The title itself is self explanatory - I am trying to numerically solve an ODE with an initial value that has an infinite gradient. It seemed problematic to me and I am not certain as to how I should approach this.
e.g. $\frac {dy}{dx} = \frac y{\sqrt x} , y(0)=1$
(Obviously this can be solved analytically but I would like to know if there is any numerical method that tackles problems like this)
Thank you very much!
Others can probably give a more "conventional" approach but one thing you can do, because $y'(x)$ is independent of $y(x)$, is take the following approach for the first step (at least).
For the initial slope think rather angle. You want to proceed with a certain angle but you can't use $\theta_1=\frac{\pi}{2}$... which is obviously no good.

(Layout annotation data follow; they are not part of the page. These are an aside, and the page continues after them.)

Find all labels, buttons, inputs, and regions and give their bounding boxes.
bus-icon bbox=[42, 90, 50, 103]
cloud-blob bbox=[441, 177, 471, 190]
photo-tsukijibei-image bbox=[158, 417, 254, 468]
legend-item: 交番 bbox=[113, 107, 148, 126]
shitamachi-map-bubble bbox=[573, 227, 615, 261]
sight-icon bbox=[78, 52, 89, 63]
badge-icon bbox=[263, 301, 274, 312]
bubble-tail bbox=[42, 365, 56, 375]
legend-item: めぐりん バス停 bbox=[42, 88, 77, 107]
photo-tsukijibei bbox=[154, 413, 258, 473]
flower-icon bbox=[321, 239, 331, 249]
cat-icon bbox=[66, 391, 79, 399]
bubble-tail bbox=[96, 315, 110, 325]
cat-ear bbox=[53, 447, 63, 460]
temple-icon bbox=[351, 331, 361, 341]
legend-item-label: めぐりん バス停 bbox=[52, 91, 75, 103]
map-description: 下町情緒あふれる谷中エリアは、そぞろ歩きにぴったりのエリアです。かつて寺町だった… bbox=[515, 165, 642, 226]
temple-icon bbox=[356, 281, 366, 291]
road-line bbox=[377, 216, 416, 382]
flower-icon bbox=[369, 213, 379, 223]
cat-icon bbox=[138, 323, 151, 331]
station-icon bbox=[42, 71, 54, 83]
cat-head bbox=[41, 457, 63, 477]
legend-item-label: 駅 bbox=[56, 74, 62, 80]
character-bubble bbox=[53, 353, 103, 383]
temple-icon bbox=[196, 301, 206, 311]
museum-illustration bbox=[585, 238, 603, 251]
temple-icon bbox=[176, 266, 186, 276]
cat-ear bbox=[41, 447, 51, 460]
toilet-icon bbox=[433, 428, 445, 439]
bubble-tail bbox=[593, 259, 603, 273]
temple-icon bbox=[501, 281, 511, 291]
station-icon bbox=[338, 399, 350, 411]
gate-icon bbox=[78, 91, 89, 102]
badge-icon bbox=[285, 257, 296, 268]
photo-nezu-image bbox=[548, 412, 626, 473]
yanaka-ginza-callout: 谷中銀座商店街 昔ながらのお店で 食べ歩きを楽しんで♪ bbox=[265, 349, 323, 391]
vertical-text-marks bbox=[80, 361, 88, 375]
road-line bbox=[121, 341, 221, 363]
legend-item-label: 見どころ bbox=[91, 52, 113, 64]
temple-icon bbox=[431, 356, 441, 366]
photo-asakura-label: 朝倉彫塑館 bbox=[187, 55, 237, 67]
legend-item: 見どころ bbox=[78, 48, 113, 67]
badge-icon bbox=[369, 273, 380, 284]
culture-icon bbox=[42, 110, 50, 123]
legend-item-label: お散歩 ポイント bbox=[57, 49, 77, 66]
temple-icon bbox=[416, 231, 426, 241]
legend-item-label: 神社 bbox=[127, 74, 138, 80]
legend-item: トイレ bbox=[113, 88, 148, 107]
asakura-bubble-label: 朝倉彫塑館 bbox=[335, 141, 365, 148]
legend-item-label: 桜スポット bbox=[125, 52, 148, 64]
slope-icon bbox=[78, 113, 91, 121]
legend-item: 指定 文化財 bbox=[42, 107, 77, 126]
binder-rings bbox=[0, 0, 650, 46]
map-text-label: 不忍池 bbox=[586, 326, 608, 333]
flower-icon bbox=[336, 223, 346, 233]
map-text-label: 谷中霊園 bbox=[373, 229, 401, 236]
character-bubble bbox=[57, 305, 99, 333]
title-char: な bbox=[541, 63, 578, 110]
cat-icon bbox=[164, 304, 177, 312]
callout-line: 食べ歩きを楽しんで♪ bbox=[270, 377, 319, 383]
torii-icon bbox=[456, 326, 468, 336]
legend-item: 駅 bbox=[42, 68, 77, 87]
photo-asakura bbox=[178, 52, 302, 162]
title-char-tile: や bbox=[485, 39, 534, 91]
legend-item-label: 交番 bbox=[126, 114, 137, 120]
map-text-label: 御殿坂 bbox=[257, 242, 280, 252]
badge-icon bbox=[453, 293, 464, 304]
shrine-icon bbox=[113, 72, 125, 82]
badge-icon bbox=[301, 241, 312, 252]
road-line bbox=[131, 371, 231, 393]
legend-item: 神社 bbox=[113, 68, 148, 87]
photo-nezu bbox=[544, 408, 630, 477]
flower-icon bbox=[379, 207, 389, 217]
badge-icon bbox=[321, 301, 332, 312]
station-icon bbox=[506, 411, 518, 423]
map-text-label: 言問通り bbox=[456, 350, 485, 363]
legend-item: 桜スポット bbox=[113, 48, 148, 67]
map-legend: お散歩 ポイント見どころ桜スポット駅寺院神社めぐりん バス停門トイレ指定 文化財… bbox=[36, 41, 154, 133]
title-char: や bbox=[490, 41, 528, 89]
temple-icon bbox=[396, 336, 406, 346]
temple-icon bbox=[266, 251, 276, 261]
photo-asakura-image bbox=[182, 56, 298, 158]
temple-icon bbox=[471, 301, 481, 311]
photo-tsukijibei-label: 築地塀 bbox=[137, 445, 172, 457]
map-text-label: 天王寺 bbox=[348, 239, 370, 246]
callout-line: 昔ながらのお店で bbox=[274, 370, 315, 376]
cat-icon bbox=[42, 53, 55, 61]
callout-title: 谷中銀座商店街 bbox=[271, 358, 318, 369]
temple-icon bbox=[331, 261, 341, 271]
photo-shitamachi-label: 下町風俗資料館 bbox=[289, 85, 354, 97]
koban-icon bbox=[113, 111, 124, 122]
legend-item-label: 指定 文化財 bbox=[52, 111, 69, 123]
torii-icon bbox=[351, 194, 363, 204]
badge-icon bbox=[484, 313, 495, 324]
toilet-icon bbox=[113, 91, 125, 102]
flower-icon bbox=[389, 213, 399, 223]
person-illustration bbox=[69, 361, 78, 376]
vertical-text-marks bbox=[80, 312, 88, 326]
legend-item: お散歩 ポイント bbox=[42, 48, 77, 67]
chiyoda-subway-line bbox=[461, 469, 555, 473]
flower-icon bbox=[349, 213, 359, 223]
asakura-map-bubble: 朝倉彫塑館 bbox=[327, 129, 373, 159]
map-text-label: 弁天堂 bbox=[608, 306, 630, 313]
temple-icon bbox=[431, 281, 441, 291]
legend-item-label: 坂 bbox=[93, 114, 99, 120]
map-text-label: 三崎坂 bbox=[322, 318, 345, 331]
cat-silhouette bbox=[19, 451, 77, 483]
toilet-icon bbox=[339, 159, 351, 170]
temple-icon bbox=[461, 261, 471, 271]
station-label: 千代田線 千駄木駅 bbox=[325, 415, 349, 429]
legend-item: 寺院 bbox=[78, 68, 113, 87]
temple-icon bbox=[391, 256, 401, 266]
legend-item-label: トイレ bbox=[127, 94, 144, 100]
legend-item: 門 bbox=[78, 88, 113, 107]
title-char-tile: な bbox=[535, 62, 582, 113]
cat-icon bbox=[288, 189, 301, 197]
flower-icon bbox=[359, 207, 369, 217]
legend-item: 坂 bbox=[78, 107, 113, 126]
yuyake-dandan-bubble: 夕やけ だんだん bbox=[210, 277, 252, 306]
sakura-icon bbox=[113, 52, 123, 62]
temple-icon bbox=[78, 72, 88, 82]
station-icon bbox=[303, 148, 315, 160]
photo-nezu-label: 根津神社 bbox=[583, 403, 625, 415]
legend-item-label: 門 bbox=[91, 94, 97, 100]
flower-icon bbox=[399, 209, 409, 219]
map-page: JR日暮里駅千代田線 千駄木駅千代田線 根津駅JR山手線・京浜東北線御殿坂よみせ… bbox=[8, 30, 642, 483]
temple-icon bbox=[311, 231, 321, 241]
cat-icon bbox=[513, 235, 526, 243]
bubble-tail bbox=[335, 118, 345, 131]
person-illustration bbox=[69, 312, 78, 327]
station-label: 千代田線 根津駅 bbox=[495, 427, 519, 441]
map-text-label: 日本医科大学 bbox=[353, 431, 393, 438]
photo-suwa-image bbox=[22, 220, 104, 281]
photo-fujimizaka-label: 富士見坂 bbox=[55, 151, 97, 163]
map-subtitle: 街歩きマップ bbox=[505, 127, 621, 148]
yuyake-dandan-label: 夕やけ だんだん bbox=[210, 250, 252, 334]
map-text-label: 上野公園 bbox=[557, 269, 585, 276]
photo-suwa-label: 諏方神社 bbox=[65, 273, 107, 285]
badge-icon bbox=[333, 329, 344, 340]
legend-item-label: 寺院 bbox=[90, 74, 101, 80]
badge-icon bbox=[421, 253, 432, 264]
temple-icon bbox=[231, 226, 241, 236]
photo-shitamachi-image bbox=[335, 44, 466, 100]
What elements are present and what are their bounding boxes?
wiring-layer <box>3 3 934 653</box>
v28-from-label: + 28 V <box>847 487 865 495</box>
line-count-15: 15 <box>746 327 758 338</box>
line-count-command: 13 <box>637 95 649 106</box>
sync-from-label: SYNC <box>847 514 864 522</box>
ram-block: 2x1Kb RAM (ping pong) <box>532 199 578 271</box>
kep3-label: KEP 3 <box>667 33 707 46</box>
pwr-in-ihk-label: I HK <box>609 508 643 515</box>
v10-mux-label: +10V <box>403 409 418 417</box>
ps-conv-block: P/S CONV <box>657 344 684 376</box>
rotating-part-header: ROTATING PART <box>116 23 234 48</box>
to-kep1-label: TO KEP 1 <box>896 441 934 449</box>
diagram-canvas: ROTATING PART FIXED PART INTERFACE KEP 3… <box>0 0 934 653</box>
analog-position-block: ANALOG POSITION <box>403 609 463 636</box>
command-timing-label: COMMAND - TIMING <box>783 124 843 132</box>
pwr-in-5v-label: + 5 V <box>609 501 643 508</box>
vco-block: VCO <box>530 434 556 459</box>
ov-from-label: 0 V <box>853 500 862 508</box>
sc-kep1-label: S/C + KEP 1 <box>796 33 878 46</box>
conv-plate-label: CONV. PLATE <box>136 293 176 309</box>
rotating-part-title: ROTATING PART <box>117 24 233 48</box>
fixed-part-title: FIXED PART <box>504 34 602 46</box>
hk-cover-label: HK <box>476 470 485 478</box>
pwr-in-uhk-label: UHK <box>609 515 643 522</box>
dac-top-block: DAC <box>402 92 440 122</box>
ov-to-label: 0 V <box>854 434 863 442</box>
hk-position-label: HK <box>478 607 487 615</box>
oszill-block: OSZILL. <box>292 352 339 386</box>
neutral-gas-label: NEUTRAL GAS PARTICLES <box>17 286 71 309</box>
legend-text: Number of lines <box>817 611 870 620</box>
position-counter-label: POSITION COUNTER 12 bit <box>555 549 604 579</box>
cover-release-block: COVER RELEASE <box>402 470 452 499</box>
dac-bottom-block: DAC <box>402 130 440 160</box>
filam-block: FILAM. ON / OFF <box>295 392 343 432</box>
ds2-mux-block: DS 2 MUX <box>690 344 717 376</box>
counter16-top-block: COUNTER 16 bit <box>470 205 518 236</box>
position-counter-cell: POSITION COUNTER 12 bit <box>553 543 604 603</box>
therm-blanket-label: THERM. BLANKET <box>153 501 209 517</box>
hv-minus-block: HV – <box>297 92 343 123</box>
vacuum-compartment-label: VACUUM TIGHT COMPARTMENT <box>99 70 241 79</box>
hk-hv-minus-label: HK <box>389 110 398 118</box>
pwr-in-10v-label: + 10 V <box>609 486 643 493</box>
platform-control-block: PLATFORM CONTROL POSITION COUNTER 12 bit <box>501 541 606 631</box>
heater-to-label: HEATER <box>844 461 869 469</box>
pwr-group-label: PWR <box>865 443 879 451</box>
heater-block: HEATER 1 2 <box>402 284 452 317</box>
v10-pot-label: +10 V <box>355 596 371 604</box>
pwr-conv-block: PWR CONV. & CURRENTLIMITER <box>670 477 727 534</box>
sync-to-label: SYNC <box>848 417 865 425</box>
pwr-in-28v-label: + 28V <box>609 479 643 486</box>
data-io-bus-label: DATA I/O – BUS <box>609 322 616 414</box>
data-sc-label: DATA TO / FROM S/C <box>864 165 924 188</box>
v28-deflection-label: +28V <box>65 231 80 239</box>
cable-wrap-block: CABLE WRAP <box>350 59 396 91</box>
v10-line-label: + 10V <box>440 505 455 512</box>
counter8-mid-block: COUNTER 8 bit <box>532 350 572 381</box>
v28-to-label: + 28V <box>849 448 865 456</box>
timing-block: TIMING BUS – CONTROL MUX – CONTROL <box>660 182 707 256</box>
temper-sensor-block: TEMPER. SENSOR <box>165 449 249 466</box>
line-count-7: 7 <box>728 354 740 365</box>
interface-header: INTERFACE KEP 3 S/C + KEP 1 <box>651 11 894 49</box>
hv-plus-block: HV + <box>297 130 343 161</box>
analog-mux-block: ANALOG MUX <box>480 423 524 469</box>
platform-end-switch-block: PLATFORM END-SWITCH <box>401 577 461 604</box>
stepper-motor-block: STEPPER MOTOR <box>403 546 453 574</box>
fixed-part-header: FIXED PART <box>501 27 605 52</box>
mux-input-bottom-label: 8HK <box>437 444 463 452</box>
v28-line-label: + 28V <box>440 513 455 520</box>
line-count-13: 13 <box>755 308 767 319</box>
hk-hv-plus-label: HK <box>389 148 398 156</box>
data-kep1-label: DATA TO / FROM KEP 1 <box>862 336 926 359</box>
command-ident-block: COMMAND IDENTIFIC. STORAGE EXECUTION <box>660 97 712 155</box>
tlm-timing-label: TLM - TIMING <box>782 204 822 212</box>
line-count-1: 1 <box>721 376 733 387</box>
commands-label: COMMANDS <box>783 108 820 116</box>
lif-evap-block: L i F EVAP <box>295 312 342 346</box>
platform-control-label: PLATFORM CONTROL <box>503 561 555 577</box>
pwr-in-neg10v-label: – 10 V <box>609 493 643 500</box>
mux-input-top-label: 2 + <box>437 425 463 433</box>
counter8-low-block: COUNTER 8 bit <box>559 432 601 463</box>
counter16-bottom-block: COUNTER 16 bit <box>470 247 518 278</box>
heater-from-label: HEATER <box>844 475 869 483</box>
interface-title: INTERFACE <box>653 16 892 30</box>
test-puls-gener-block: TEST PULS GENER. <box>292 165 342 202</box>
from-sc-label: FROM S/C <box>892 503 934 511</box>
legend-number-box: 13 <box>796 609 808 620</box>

Instead take as angle the mid-angle of $\theta_1=\pi/2$ and the angle of the curve at $x=h$:
$$\theta_2:=\tan^{-1}\left(y'(h)\right)=\tan^{-1}\left(\frac{1}{\sqrt{h}}\right),$$
and so take as initial angle:
$$\theta_0=\frac{\theta_1+\theta_2}{2}=\frac{\frac{\pi}{2}+\tan^{-1}\left(\frac{1}{\sqrt{h}}\right)}{2},$$
and so an initial slope of:
$$m_0:=\tan(\theta_0).$$
From here you can do normal Euler or perhaps keep it going with slope
$$m_k=\frac{y'(x_k)+y'(x_{k+1})}{2}.$$
This is an adaptation of Heun's Method. With a step-size of $h=0.1$ this gives an error for $y_1\approx y(x_1)$ of the order of $0.015$.